– Я тоже, – пискнула из своего угла Дунька, надеявшаяся по простоте душевной и малолетству увидеть какое-нибудь чудо в нашем исполнении.
Внизу что-то ухнуло и дробно зазвенело, словно со второго этажа кто-то косорукий пустил по лестнице все наличествующее серебро. Лушка метнулась вон, а мы перевели дух.
– Дунька, у тебя есть зеркальце? – капризно поинтересовалась сестрица. – А то у меня, кажется, на лбу прыщик, так больно было, когда стукнулась.
Следующий час мы втроем занимались поисками преступного прыщика, плавно переросшие в любование своими милыми личиками и ревнивое сравнение наличествующих достоинств.

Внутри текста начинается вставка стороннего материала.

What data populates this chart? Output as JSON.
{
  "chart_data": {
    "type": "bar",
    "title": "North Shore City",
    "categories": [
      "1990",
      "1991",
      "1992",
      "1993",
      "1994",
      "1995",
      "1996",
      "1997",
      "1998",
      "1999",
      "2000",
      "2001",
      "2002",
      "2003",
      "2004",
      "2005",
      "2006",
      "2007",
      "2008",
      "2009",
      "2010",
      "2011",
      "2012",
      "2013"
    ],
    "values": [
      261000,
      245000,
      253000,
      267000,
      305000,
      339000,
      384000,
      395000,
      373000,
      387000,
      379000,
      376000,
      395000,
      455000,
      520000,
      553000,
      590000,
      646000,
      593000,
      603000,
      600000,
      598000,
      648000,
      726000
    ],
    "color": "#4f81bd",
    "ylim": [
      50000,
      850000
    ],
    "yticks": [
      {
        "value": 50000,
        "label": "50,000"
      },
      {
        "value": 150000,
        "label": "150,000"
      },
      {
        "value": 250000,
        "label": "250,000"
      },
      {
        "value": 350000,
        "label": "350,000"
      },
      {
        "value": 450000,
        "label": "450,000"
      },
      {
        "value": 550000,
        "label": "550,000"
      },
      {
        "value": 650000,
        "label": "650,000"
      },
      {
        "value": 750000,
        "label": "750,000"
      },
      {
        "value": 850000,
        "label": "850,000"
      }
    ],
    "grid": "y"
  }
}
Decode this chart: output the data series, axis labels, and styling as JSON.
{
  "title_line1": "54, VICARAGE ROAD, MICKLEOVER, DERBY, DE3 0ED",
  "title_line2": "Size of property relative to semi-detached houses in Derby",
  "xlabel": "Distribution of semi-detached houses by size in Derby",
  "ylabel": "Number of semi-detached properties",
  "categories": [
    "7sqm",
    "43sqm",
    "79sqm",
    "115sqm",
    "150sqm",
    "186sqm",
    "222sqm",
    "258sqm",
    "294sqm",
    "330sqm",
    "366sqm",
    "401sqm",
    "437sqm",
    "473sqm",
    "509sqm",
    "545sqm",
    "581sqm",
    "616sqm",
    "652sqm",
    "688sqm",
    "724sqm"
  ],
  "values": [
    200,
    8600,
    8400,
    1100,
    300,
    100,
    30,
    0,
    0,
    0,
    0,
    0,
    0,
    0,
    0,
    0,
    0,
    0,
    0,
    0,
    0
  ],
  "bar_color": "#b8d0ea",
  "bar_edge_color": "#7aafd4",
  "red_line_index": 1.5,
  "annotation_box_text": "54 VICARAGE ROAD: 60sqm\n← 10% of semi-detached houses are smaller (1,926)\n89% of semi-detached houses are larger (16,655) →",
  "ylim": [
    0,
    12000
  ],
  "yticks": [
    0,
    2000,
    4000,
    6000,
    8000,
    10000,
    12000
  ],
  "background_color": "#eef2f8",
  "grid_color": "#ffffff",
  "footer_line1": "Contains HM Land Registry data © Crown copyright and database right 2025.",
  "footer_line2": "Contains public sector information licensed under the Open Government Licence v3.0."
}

– А почему это у меня нос самый длинный? – возмущалась Ланка. – У тебя не длинный, у мамы не длинный, даже у бабули не длинный! Почему именно мне достался папин?
– Он еще и на конце раздваивается, – некстати влезла Дунька.
Я покрутила пальцем у виска, боясь, что Ланка утопит нас в слезах негодования. Сестрица закаменела перед зеркалом, а потом начала хаять нас:
– Подумаешь, нос! Дунька вон чумазая вся, как из печи вылезла, а и то на нее дворовый пес смотрит с интересом!
У Дуньки задрожали губы, а глаза стали влажными от обиды.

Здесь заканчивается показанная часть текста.